Published: 9 June 2010



Resistance of the malaria parasite Plasmodium falciparum to sulfadoxine-pyrimethamine (SP) has evolved worldwide. In the archipelago of São Tomé and Principe (STP), West Africa, although SP resistance is highly prevalent the drug is still in use in particular circumstances. To address the evolutionary origins of SP resistance in these islands, we genotyped point mutations at P. falciparum dhfr and dhps genes and analysed microsatellites flanking those genes.


Blood samples were collected in July and December 2004 in three localities of São Tomé Island and one in Principe Island. Species-specific nested-PCR was used to identify P. falciparum infected samples. Subsequently, SNPs at the dhfr and dhps genes were identified through PCR-RFLP. Isolates were also analysed for three microsatellite loci flanking the dhfr gene, three loci flanking dhps and four loci located at putative neutral genomic regions.

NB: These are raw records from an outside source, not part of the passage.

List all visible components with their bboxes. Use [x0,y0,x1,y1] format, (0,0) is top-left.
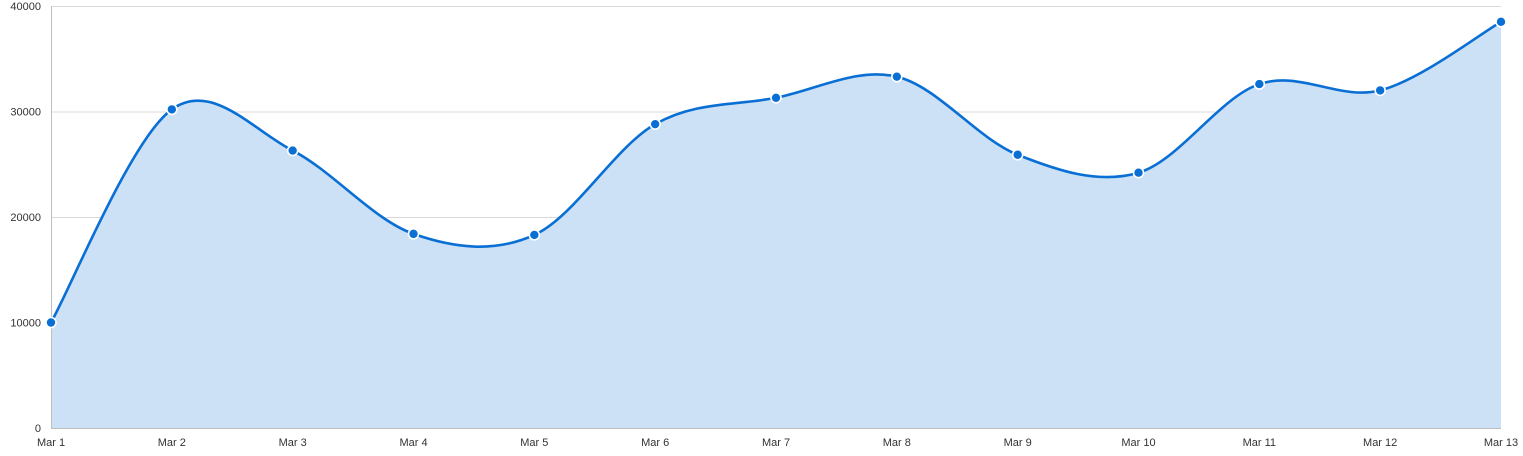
data-point [1253,78,1266,90]
data-point [1132,166,1145,179]
line-layer [49,20,1503,324]
x-tick-label: Mar 1 [37,437,65,449]
series-line [49,20,1503,324]
data-point [1374,84,1386,97]
y-tick-label: 40000 [10,1,41,13]
data-point [1495,16,1507,28]
x-tick-labels: Mar 1 Mar 2 Mar 3 Mar 4 Mar 5 Mar 6 Mar 7 Mar 8… [37,437,1518,449]
area-layer [51,21,1501,428]
x-tick-label: Mar 9 [1004,437,1032,449]
x-tick-label: Mar 11 [1243,437,1276,449]
x-tick-label: Mar 3 [279,437,307,449]
data-point [45,316,57,329]
y-tick-label: 0 [35,423,41,435]
x-tick-label: Mar 10 [1121,437,1155,449]
data-point [891,70,903,83]
y-tick-label: 30000 [10,107,41,119]
x-tick-label: Mar 12 [1363,437,1397,449]
x-tick-label: Mar 7 [762,437,790,449]
x-tick-label: Mar 4 [399,437,427,449]
data-point [166,103,178,116]
data-point [528,229,541,241]
data-point [770,91,782,104]
data-point [286,144,299,157]
x-tick-label: Mar 8 [883,437,911,449]
x-tick-label: Mar 5 [520,437,548,449]
area-fill [51,21,1501,428]
x-tick-label: Mar 6 [641,437,669,449]
y-tick-label: 10000 [10,318,41,330]
data-point [649,118,661,130]
data-points [45,16,1507,329]
axes [51,6,1501,429]
data-point [407,228,420,240]
x-tick-label: Mar 13 [1484,437,1518,449]
y-tick-label: 20000 [10,212,41,224]
y-tick-labels: 0 10000 20000 30000 40000 [10,1,41,435]
x-tick-label: Mar 2 [158,437,186,449]
data-point [1011,148,1024,161]
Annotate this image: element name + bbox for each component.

An increase of resistance-associated mutations at dhfr and dhps was observed, in particular for the dhfr/dhps quintuple mutant, associated with clinical SP failure. Analysis of flanking microsatellites suggests multiple independent introductions for dhfr and dhps mutant haplotypes, possibly from West Africa. A reduced genetic diversity and increased differentiation at flanking microsatellites when compared to neutral loci is consistent with a selective sweep for resistant alleles at both loci.


This study provides additional evidence for the crucial role of gene flow and drug selective pressures in the rapid spread of SP resistance in P. falciparum populations, from only a few mutation events giving rise to resistance-associated mutants. It also highlights the importance of human migration in the spread of drug resistant malaria parasites, as the distance between the islands and mainland is not consistent with mosquito-mediated parasite dispersal.